Richard mengangguk faham, ia menatap Eva guna bertanya apa adik tuannya itu juga ingin atau tidak. Eva juga ikut memesan nasi padang karena tergiur.
"Ayo cepat buka seragam lo lagi!" titah Eva segera sambil berseru.
Misha tersenyum dan membuka kembali seragamnya, dia menyingkirkan rambut pirangnya kesamping dan menatap pemandangan kota Jakarta dari balik jendela.
"Kalau sakit bilang, biar gue pelanin" saran Eva diangguki Misha.
Eva mulai mengoleskan salep yang ia beli di apotek ke punggung Misha, ia meringis melihat bekas cambukan yang tak sedikit dipunggung kakaknya.
"Kek nya gue kudu menyita semua barang berbahaya dikamar lu kak," celetuk Eva.

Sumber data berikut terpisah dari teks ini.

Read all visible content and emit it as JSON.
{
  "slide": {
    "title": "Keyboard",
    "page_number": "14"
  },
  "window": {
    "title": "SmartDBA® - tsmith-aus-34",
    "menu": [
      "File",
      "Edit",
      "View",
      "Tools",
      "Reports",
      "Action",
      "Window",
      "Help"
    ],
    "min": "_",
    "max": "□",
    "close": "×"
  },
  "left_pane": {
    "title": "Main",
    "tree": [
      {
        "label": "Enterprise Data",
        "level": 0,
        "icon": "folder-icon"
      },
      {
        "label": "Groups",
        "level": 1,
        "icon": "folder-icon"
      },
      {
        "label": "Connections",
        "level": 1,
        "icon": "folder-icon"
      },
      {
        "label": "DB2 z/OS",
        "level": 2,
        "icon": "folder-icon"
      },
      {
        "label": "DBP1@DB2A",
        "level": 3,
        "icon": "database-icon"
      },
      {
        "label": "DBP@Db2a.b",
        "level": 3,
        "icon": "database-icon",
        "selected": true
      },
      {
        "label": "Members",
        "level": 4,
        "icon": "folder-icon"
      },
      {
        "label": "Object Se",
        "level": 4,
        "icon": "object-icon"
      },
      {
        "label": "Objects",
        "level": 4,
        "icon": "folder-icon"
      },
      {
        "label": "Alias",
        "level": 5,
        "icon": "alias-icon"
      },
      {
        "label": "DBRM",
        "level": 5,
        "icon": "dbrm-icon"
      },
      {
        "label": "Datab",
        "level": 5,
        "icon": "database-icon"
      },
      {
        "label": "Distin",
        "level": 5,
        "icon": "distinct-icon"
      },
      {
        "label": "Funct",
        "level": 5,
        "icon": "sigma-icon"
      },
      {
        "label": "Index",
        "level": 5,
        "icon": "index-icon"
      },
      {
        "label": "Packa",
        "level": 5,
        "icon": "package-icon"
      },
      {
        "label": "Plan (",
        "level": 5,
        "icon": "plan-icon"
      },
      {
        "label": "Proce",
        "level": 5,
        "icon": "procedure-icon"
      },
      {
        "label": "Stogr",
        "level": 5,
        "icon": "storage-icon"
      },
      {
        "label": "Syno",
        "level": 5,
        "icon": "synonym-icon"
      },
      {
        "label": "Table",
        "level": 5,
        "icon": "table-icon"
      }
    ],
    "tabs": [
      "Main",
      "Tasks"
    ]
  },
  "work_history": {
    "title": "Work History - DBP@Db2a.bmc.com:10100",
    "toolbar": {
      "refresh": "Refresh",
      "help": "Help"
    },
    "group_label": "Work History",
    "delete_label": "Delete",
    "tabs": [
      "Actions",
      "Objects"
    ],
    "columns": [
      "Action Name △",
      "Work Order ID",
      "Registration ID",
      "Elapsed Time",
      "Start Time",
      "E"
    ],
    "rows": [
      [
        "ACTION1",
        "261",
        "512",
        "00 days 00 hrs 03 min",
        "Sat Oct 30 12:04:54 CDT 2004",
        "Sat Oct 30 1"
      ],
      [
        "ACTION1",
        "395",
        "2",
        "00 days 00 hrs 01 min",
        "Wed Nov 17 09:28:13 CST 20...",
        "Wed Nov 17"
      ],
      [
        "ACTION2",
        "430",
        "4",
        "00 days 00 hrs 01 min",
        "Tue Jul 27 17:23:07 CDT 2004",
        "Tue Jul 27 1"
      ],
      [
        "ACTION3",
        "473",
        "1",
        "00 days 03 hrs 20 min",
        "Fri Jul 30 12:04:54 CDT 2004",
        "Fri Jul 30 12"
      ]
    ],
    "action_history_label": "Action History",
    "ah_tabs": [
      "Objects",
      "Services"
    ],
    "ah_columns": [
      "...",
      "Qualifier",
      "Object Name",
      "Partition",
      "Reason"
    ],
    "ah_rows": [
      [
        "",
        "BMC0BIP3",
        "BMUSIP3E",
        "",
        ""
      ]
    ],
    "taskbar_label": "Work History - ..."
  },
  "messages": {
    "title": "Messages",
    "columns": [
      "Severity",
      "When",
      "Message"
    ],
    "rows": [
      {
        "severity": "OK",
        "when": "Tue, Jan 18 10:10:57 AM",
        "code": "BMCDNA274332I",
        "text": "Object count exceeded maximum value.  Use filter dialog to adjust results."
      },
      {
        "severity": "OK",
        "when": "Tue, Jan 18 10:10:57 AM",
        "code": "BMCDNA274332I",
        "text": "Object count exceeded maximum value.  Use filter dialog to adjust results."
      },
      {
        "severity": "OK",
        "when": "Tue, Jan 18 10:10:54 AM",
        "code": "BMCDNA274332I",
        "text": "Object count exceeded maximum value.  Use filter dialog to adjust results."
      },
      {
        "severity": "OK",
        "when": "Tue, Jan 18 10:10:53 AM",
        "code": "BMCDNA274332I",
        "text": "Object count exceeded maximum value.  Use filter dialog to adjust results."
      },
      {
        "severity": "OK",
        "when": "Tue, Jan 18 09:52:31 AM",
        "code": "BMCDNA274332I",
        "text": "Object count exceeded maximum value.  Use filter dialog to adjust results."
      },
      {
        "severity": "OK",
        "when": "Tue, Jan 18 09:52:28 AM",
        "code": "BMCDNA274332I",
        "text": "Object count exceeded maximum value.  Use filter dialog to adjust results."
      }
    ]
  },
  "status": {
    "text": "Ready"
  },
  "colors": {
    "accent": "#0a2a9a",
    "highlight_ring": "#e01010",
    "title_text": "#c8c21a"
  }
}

"Gak guna sih. Biar lu sita, gue juga bisa bikin barang baru" balas Misha santai.
Puk..
Eva menampol kepala Misha dari belakang, apa kakaknya itu tidak bisa serius saat ia tengah mengancam?
"Gue serius ih!"
"Siapa yang bilang lu becanda?"
Misha berbalik menatap adiknya, alis sebelah kiri nya terangkat dengan senyum menyebalkan terpajang di wajah Misha. Eva mendengus kesal, untung kakaknya itu sedang sakit. Jika tidak ia akan menyakar wajah jahil kakaknya.
"Udah," Eva memberitahu kalau pekerjaannya sudah selesai, dia beranjak ke kamar mandi untuk mencuci tangannya.
"Suapin ya," Misha menampilkan wajah memohon pada adiknya, Eva yang tak dapat menolak pun hanya mengangguk pasrah.
Eva membuka kantong plastik yang berisi dua nasi padang, memindahkan nya ke piring dan menyuap lebih dulu.
"Enak," goda Eva, godaan Eva membuat suara gemuruh perut Misha terdengar. Ia terbahak karena berhasil membuat kakaknya kesal.
"Ih, jangan iseng! Gue laper," rengek Misha tak suka.
"Hahahaha! Iya, maaf." kekeh Eva dan menyuapi Misha.
"Dih, kok lauk nya gak dimasukin? Cuma nasi sama sayur doang?" Misha memprotes pada adiknya karena hanya diberi nasi tanpa lauk oleh Eva.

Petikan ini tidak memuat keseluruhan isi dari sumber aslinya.